While Roethlisberger is no longer in legal trouble from the Georgia incident, he still has the NFL to deal with. Under the NFL Personal Conduct Policy, Roger Goodell, the commissioner, has the right to suspend a player if he has repeated issues such as those faced by Roethlisberger, who has had two women make sexual assault accusations against him in just the past year. The reason the league and the Steelers have let Roethlisberger get away with things is because he is one of the NFL's star players and one of the most successful. At the relatively young age of 28, he has won two Super Bowls with the Steelers.
This time it is different.
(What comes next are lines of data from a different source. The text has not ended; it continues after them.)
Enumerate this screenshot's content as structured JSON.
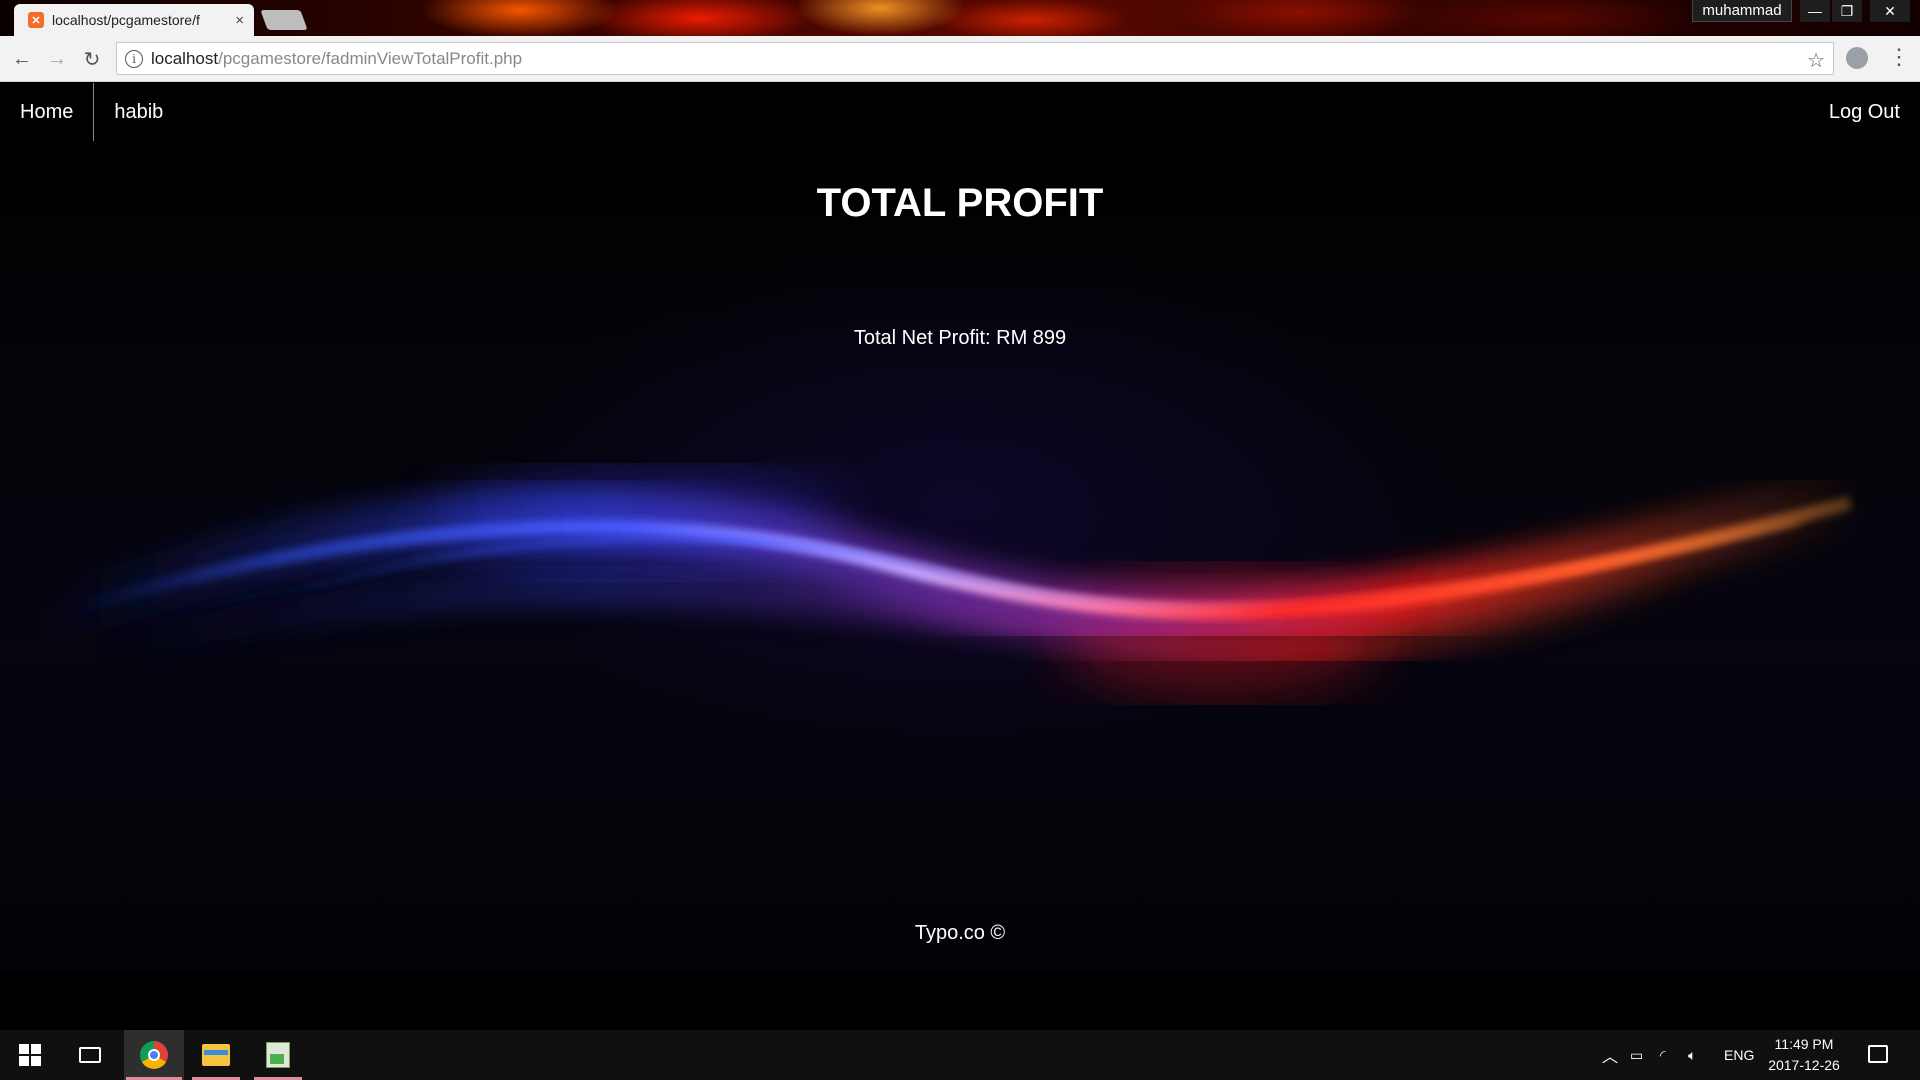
{
  "browser": {
    "tab_title": "localhost/pcgamestore/f",
    "tab_close": "×",
    "user_name": "muhammad",
    "url_host": "localhost",
    "url_path": "/pcgamestore/fadminViewTotalProfit.php"
  },
  "nav": {
    "home": "Home",
    "user": "habib",
    "logout": "Log Out"
  },
  "main": {
    "title": "TOTAL PROFIT",
    "profit_text": "Total Net Profit: RM 899"
  },
  "footer": {
    "text": "Typo.co ©"
  },
  "taskbar": {
    "language": "ENG",
    "time": "11:49 PM",
    "date": "2017-12-26"
  },
  "colors": {
    "accent_red": "#ff2a1a",
    "accent_blue": "#3a4dff",
    "accent_orange": "#ff8a2a"
  }
}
Roethlisberger's play on the field is no longer the first thing you think of when you see his face on the screen; the off-field incidents now go hand in hand. No one would be surprised if Goodell suspended Roethlisberger for several games to start the season. The message would be sent: even the biggest stars must behave when the game is over. My only problem with this is, I find it tough to punish someone when they have not been convicted, nor even charged with a crime. That being said, the NFL have a league to run and they can run it with whatever rules they see fit.
I also think the pressure is on the Steelers. They have turned their collective heads each time Roethlisberger has got himself into a jam. Should they suspend him even before the NFL have the chance to? How will that play with their fans? Starting the season without Roethlisberger would give them much less of a chance of winning another Super Bowl. Being a Steeler is supposed to mean something. They have won more Super Bowls than any other team and their owners, the Rooney family, are among the most respected families in sports.
Their black helmets evoke images of Terry Bradshaw throwing to Lynn Swann, the graceful power of Franco Harris and Jack Lambert staring down a quarterback. While some of that Steeler pride might be manufactured, recent off-field issues have to be hitting the Rooneys hard. They were the franchise that won the right way. They did not try to buy titles. They never gave up on their coaches. They always embraced the community.
If there is a sense of panic in Pittsburgh today, it is not because they traded Santonio Holmes or because Roethlisberger could be suspended. It is because the definition of what the Steelers aimed to be, what they thought they were, is in jeopardy. Legacies take a long time to build, but they do not last forever. Roethlisberger is taking the heat now for his recent actions, but the Steelers may be judged over the next few years more for their actions in the coming months than their win-loss record.